Nella legge di bilancio non sembrano essere presenti, sia nelle intenzioni che nelle azioni del Governo, elementi tali da modificare il nostro stato di preoccupazione per le condizioni dei pensionati e degli anziani. A sottolinearlo è la Anp Cia Toscana, che si dichiara comunque aperta al dialogo con le istituzioni. «Ben venga l’abolizione dei 10 euro del superticket sanitario anche se settembre 2020 – sottolinea Enrico Vacirca, presidente Anp Cia Toscana – ci sembra così lontano. Non dimentichiamoci che alcune regioni come l’Emilia Romagna o la Toscana, l’hanno già abolito da tempo. Insomma, in generale, sembra proprio che il governo si sia dimenticato dei pensionati. Siamo pronti a scendere in piazza».

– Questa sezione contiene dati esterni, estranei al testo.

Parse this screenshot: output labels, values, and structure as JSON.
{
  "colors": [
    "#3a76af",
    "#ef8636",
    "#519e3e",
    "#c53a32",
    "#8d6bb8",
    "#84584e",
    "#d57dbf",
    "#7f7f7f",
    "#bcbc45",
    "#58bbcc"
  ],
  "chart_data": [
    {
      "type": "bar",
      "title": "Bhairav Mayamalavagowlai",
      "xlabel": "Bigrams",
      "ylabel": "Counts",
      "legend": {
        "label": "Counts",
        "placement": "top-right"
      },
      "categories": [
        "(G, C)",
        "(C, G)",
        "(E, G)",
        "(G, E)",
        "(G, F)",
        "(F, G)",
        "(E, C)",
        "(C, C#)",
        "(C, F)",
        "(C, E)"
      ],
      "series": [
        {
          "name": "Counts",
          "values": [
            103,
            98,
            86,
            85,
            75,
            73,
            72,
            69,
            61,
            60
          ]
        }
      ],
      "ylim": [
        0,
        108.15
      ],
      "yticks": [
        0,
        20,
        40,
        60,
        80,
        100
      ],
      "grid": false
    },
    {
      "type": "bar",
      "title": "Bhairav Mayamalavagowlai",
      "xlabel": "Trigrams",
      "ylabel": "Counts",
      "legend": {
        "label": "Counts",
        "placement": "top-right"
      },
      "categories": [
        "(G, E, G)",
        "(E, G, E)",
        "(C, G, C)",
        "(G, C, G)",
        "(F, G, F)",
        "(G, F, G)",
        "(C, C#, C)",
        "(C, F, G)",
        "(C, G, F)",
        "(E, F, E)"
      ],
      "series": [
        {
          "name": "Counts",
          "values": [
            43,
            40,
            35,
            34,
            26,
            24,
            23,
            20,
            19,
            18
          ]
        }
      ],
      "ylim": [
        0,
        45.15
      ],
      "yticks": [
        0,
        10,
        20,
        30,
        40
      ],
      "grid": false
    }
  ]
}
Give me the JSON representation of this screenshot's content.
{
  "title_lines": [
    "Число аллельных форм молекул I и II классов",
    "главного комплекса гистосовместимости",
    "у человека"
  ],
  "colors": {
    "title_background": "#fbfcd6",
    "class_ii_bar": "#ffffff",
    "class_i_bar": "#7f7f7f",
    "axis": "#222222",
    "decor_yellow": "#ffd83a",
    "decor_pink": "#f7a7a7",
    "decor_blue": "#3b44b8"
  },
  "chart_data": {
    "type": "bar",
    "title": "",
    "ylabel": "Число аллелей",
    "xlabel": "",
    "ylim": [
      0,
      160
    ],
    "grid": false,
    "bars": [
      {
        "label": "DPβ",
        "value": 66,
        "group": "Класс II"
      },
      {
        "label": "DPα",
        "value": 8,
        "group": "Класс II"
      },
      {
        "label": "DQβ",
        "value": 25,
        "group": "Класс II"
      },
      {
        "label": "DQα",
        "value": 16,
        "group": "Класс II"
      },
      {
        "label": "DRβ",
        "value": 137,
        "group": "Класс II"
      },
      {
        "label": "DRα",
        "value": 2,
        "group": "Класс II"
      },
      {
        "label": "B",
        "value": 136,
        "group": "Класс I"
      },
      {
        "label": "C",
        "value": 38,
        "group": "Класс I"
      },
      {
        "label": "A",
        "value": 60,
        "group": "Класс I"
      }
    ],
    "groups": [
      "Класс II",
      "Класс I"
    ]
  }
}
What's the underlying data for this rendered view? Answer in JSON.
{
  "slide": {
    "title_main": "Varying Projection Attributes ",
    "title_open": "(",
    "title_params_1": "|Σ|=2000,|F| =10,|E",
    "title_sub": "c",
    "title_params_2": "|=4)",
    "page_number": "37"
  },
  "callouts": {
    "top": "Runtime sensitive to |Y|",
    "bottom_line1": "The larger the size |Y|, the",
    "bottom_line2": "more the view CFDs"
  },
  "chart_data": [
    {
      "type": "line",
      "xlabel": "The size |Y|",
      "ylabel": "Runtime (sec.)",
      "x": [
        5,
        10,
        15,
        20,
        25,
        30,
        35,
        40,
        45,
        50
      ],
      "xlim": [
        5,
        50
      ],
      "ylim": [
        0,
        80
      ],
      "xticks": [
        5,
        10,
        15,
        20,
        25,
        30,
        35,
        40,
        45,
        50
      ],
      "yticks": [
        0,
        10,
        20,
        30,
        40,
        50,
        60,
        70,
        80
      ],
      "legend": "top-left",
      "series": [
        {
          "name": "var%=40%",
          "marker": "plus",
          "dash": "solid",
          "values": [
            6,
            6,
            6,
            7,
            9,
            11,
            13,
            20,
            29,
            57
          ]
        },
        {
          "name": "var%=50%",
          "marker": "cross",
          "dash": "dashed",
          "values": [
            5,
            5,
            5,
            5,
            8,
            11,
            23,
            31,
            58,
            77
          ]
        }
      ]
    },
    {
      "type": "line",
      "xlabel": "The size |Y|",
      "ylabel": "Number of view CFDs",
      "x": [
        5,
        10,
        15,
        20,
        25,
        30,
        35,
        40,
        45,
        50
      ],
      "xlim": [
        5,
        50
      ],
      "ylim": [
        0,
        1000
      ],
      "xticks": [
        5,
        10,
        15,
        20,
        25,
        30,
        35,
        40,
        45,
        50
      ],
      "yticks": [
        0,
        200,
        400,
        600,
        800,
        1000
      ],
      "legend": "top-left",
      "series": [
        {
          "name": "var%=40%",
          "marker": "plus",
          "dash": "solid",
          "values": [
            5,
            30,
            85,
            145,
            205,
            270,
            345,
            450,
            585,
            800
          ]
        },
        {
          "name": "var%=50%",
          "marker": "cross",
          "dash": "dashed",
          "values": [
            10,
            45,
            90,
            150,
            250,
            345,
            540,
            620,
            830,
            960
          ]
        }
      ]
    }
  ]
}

Non indietreggia di un passo Anp, l’Associazione nazionale pensionati di Cia, che ancora una volta torna a sollecitare un intervento risolutivo da parte dell’esecutivo e a tal file sta incontrando i rappresentanti in parlamento dei partiti politici. Ultimo, il confronto con Maria Luisa Gnecchi, responsabile welfare del PD.

Secondo quanto appreso in relazione al programma del nuovo Governo, Anp Cia – che ora si dice pronta a concretizzare la mobilitazione nelle piazze, come già preannunciato il mese scorso – non rintraccia alcuna attenzione credibile allo stato della sanità e dei servizi socio-sanitari nelle aree interne e rurali. Manca, inoltre, attenzione e visione strategica in materia di politiche dell’invecchiamento attivo e di valorizzazione sociale degli anziani nella società.

«Necessario per Anp Cia Toscana – aggiunge Vacirca -, anche ribadire che non risulta alcuna previsione di interventi migliorativi delle pensioni minime. Non si riconosce l’indicizzazione per l’adeguamento del potere d’acquisto delle pensioni al costo della vita. In balia d’incertezza anche il tema quattordicesima».

Viene confermata Quota 100, ma si continua a escludere gli agricoltori, dai lavori gravosi e usuranti. Non trova spazio la riduzione della tassazione sulle pensioni, al momento prevista solo per i lavoratori dipendenti. Non si prevede niente, ancora una volta, per i cosiddetti incapienti che la pensione di cittadinanza con i relativi paletti, ha costretto all’emarginazione.

Anp Cia, sebbene consapevole delle condizioni difficili del Paese e della crisi economica, pur prendendo atto dell’impegno che ha portato alla costituzione del nuovo esecutivo, di cui riconosce gran merito al Presidente della Repubblica Sergio Mattarella, si vede, dunque, nella condizione di rafforzare la sua pressione nei confronti delle istituzioni, secondo le aspettative indicate dall’Associazione nel documento approvato nell’ultima Assemblea nazionale.

«Continueremo a dialogare con le prefetture regionali e provinciali – ha confermato il presidente regionale Anp Cia Enrico Vacirca – e a confrontarci con i rappresentanti politici in parlamento. Il Paese che Vogliamo, i suoi cittadini, soprattutto nelle aree interne ci chiedono del resto di non abbassare la guardia. Va quanto prima affrontato – ha ribadito Del Carlo – il tema dell’accessibilità ai servizi soprattutto nelle già penalizzare zone rurali. Governo e Parlamento non usino due pesi e due misure, rispettino il valore sociale dei pensionati e degli anziani».